Re: let authors choose text/html or application/xhtml+xml (detailed review of section 1. Introduction) from Robert Burns on 2007-08-31 (public-html@w3.org from August 2007)

From: Robert Burns <rob@robburns.com>
Date: Fri, 31 Aug 2007 12:59:33 -0500
To: Roy T.Fielding <fielding@gbiv.com>
Cc: Dean Edridge <dean@55.co.nz>, Dan Connolly <connolly@w3.org>, "public-html@w3.org WG" <public-html@w3.org>
Message-Id: <045760C9-1E75-4275-B6B7-741A5C1111C3@robburns.com>

Hi Roy,

On Aug 31, 2007, at 12:31 PM, Roy T. Fielding wrote:

>
> On Aug 31, 2007, at 8:01 AM, Robert Burns wrote:
>>> One of the main reasons for this is because the W3C hasn't made  
>>> it clear to developers and browser manufacturers that it's the  
>>> media-type ("application/xhtml+xml") that people need to get used  
>>> to, not just the XML syntax of XHTML, and it's the media-type  
>>> that makes the document XHTML.
>>
>> We've been discussing this at length on the "review of content  
>> type rules by IETF/HTTP community"  thread (see also the wiki page  
>> [1]). I think a more accurate way to think of it is that a file's  
>> type is determined by the internals of the file and the authoring  
>> tool.
>
> No, that is the completely wrong way to think of it.  Media types
> define how a given sequence of bytes are intended to be processed
> by the recipient.  I can author dozens of types in vim.  It is
> impossible to determine the media type of content by sniffing.
> It is sometimes possible to determine a range of possible media
> types and pick one based on configuration, but there are always
> exceptions that will cause such a pick to be wrong.

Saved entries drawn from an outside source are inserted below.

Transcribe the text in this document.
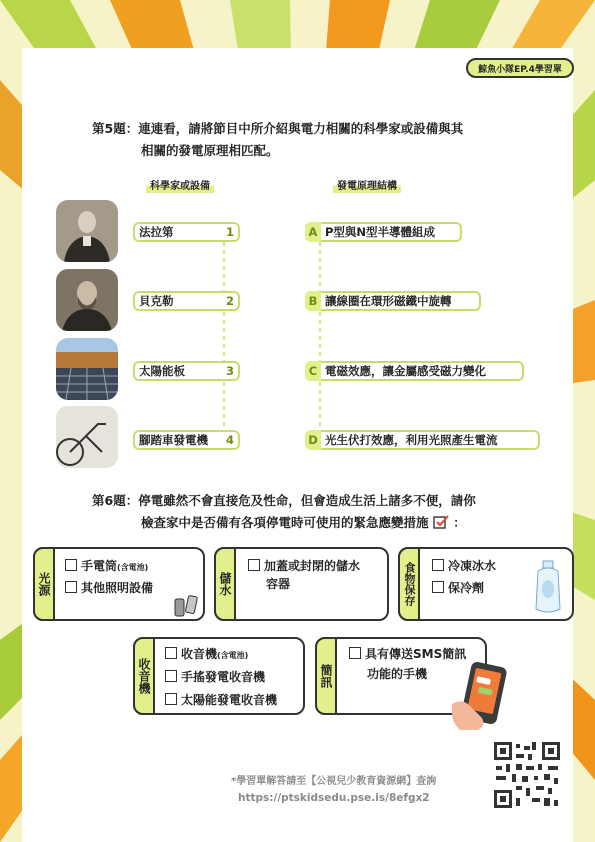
鯨魚小隊EP.4學習單
第5題：連連看，請將節目中所介紹與電力相關的科學家或設備與其
相關的發電原理相匹配。
科學家或設備	發電原理結構
法拉第	1
貝克勒	2
太陽能板	3
腳踏車發電機 4
A P型與N型半導體組成
B 讓線圈在環形磁鐵中旋轉
C 電磁效應，讓金屬感受磁力變化
D 光生伏打效應，利用光照產生電流
第6題：停電雖然不會直接危及性命，但會造成生活上諸多不便，請你
檢查家中是否備有各項停電時可使用的緊急應變措施 ：
光源
手電筒(含電池)
其他照明設備	儲水
加蓋或封閉的儲水
容器	食物保存	冷凍冰水
保冷劑
收音機
收音機(含電池)
手搖發電收音機
太陽能發電收音機
簡訊
具有傳送SMS簡訊
功能的手機
*學習單解答請至【公視兒少教育資源網】查詢
https://ptskidsedu.pse.is/8efgx2
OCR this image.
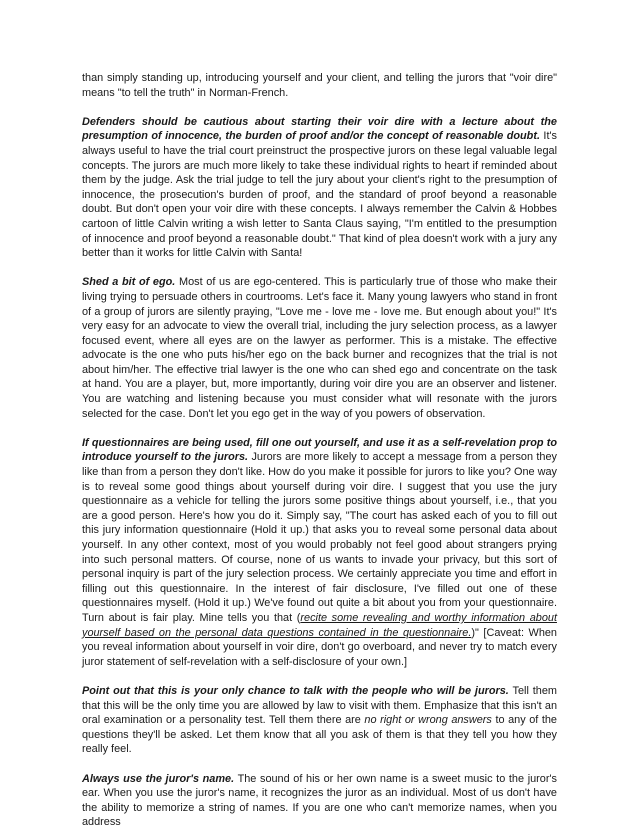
than simply standing up, introducing yourself and your client, and telling the jurors that "voir dire" means "to tell the truth" in Norman-French.

Defenders should be cautious about starting their voir dire with a lecture about the presumption of innocence, the burden of proof and/or the concept of reasonable doubt. It's always useful to have the trial court preinstruct the prospective jurors on these legal valuable legal concepts. The jurors are much more likely to take these individual rights to heart if reminded about them by the judge. Ask the trial judge to tell the jury about your client's right to the presumption of innocence, the prosecution's burden of proof, and the standard of proof beyond a reasonable doubt. But don't open your voir dire with these concepts. I always remember the Calvin & Hobbes cartoon of little Calvin writing a wish letter to Santa Claus saying, "I'm entitled to the presumption of innocence and proof beyond a reasonable doubt." That kind of plea doesn't work with a jury any better than it works for little Calvin with Santa!

Shed a bit of ego. Most of us are ego-centered. This is particularly true of those who make their living trying to persuade others in courtrooms. Let's face it. Many young lawyers who stand in front of a group of jurors are silently praying, "Love me - love me - love me. But enough about you!" It's very easy for an advocate to view the overall trial, including the jury selection process, as a lawyer focused event, where all eyes are on the lawyer as performer. This is a mistake. The effective advocate is the one who puts his/her ego on the back burner and recognizes that the trial is not about him/her. The effective trial lawyer is the one who can shed ego and concentrate on the task at hand. You are a player, but, more importantly, during voir dire you are an observer and listener. You are watching and listening because you must consider what will resonate with the jurors selected for the case. Don't let you ego get in the way of you powers of observation.

If questionnaires are being used, fill one out yourself, and use it as a self-revelation prop to introduce yourself to the jurors. Jurors are more likely to accept a message from a person they like than from a person they don't like. How do you make it possible for jurors to like you? One way is to reveal some good things about yourself during voir dire. I suggest that you use the jury questionnaire as a vehicle for telling the jurors some positive things about yourself, i.e., that you are a good person. Here's how you do it. Simply say, "The court has asked each of you to fill out this jury information questionnaire (Hold it up.) that asks you to reveal some personal data about yourself. In any other context, most of you would probably not feel good about strangers prying into such personal matters. Of course, none of us wants to invade your privacy, but this sort of personal inquiry is part of the jury selection process. We certainly appreciate you time and effort in filling out this questionnaire. In the interest of fair disclosure, I've filled out one of these questionnaires myself. (Hold it up.) We've found out quite a bit about you from your questionnaire. Turn about is fair play. Mine tells you that (recite some revealing and worthy information about yourself based on the personal data questions contained in the questionnaire.)" [Caveat: When you reveal information about yourself in voir dire, don't go overboard, and never try to match every juror statement of self-revelation with a self-disclosure of your own.]

Point out that this is your only chance to talk with the people who will be jurors. Tell them that this will be the only time you are allowed by law to visit with them. Emphasize that this isn't an oral examination or a personality test. Tell them there are no right or wrong answers to any of the questions they'll be asked. Let them know that all you ask of them is that they tell you how they really feel.

Always use the juror's name. The sound of his or her own name is a sweet music to the juror's ear. When you use the juror's name, it recognizes the juror as an individual. Most of us don't have the ability to memorize a string of names. If you are one who can't memorize names, when you address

I'm not sure what I said conflicts with what you're saying. My point  
is that an author and the tool the author uses creates a file of a  
certain type (even before it reaches an HTTP server). No sniffing is  
necessary at this stage because the author and authoring tool  
combination already know the type of file they're creating. As you  
said "I can author dozens of types in vim". And you are the one in  
charge of deciding what type you're authoring. You may be saving it  
to disk with each edit and each time the HTML file you're authoring  
is made available as a PNG file through an http daemon. Does that  
misconfigured server say anything about the file type you're  
authoring in vim? No and it shouldn't

However, the other issue is how can we efficiently store and transmit  
the information that you and your authoring tool know first hand.  
That's a separate issue. On Mac OS X, the file you authored is  
expressed as a UTI like "public.png". However, Mac OS X supports  
alternate means of "tagging" the file as a public.png. It can be done  
through a filename extension like '.png', it can be done through a  
type code (aka OSType), or it can be done through a media type tag  
such as "image/png". The UTI represents the abstract name of a file's  
type while the filename extension, the media  type and the OSType all  
represent different ways of tagging a file as that type.

> If you are going to make rules for sniffing, you need to be honest
> about the nature of that beast -- no matter what you define, it will
> be wrong some percentage of the time.  It is the user's choice to
> determine when that is acceptable, not the choice of a standard.

Sniffing is certainly a problem. However, browsers vendors are  
finding sniffing to be more reliable than content-type headers. So  
there's problems with sniffing and there's problems in the process of  
affixing and retaining the author/authoring tool intended media type  
to a file.

Finally, I think the other issue that needs to be separated (and  
again Mac OS X's UTIs develop this distinction nicely) is that a file  
may be of one specific type, but an author or user may want it  
handled as a different type that the file conforms to. So a file may  
be an XHTML1 file, but the author or the user wants that file handled  
as a text file that it also conforms to. It doesn't cease to be an  
XHTML conforming file simply because the author or user want it  
handled as a text file. Up to now the only way we've had to convey an  
authors wishes to treat a file as a different type than the type it  
was authored as is to change the media type. However, if the media  
type is also the only place where we store metadata about the file's  
actual type, then we have to obliterate that metadata (the file's  
actual type metadata) to set the other metadata (the handle as type  
metadata).

Take care,
Rob

Received on Friday, 31 August 2007 18:00:10 UTC